Wild dogs cause problems for people in Nepal
The dhole looks like a cross between a gray wolf and a red fox. Cuon alpinus, also known as the Indian or Asiatic wild dog, is a pack-living canid native that can be found in central and Southeast Asia, and it’s endangered. There are only about 2,500 dogs left in the wild because their prey is disappearing, they’re losing wild space, they’re plagued by domestic dog diseases, and people kill them.
Despite the species’ conservation status, we don’t know a whole lot about the dogs’ habitats and ecology in many parts of their range. And that hampers any efforts to increase their numbers or stem the decline.
In Nepal, dholes are known to inhabit Chitwan National Park and Kanchenjunga Conservation Area, but their presence in the rest of the country has been unknown, or at least unrecorded. But in the 1990s, there were reports that the dogs lived in the Dhorpatan Hunting Reserve, a protected area in the western part of Nepal that the government set aside for hunting. Now a team of researchers has confirmed the presence of dholes in the reserve and found plenty of opportunity for conflict with locals and other wildlife.
Achyut Aryal of Massey University in Palmerston North, New Zealand, and colleagues conducted a survey of the hunting reserve in 2012, searching for dholes and evidence of the animals, such as scat and animals they had killed. They also spoke with 89 locals, asking about their attitudes toward the dogs and any times in which the dholes had killed livestock. Though many people would look at this area of Nepal and consider it remote and uninhabited, small villages sit near the reserve, and herders move their livestock within it.
The team found a handful of dholes: a three-dog pack, a seven-dog pack and a single dog on its own. Based on sightings and other evidence of the dogs’ presence, it appears the dholes roam most habitats but avoid barren lands, juniper and fir forests, and places where humans practice hunting or forestry. And dholes’ diets are varied and include serow (a goat-antelope), musk deer, blue sheep and livestock, the researchers report in the February Journal of Mammalogy.
Though it appears that the dholes are only opportunistically hunting livestock — rather than deliberately traveling to their shelters to feast on penned animals — the local people are not happy with the predators. They reported losing dozens of cows and goats yearly, and they did not hesitate to use poison to get rid of the troublesome dogs.

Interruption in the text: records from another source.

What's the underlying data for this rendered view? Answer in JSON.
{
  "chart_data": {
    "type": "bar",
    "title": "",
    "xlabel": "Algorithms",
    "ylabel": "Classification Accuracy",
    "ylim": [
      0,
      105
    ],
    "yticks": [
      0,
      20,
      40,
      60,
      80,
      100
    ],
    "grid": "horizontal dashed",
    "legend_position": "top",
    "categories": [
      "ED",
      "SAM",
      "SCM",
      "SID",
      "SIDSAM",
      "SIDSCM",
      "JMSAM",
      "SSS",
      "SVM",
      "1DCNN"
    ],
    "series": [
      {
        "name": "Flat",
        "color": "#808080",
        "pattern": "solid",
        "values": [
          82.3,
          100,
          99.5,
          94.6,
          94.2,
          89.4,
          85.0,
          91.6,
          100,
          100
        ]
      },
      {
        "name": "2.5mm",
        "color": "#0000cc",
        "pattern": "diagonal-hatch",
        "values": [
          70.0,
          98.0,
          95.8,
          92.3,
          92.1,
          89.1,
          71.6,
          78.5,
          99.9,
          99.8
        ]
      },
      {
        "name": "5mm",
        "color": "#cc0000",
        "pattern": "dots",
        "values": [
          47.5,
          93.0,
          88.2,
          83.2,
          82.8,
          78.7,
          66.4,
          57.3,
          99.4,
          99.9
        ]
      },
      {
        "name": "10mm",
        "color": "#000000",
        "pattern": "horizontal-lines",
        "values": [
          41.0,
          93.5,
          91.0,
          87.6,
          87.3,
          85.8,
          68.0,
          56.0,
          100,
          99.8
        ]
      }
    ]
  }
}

That may eliminate the immediate problem, but the researchers note that such a strategy is likely to cause other issues. Poisoning not only reduces numbers of an endangered dog but also indiscriminately eliminates other species, such as leopards, and allows an increase in wild boars, thereby upsetting the local ecology.
The blue sheep represent another problem. Blue sheep — which are more gray than blue — are one of the big draws for the hunting reserve. If quotas for hunting don’t take into consideration the fact that blue sheep are being killed by dholes as well as humans, management authorities could be setting up the sheep for a quick decline.
“Such conflicts present a major challenge for conserving dhole populations,” the researchers note, “and it is important that these issues are resolved because once a population becomes locally extinct, it is hard to re-establish.” They hope that with the knowledge from their survey can help in the development of a conservation action plan for the dholes and successfully manage their co-existence with the local population.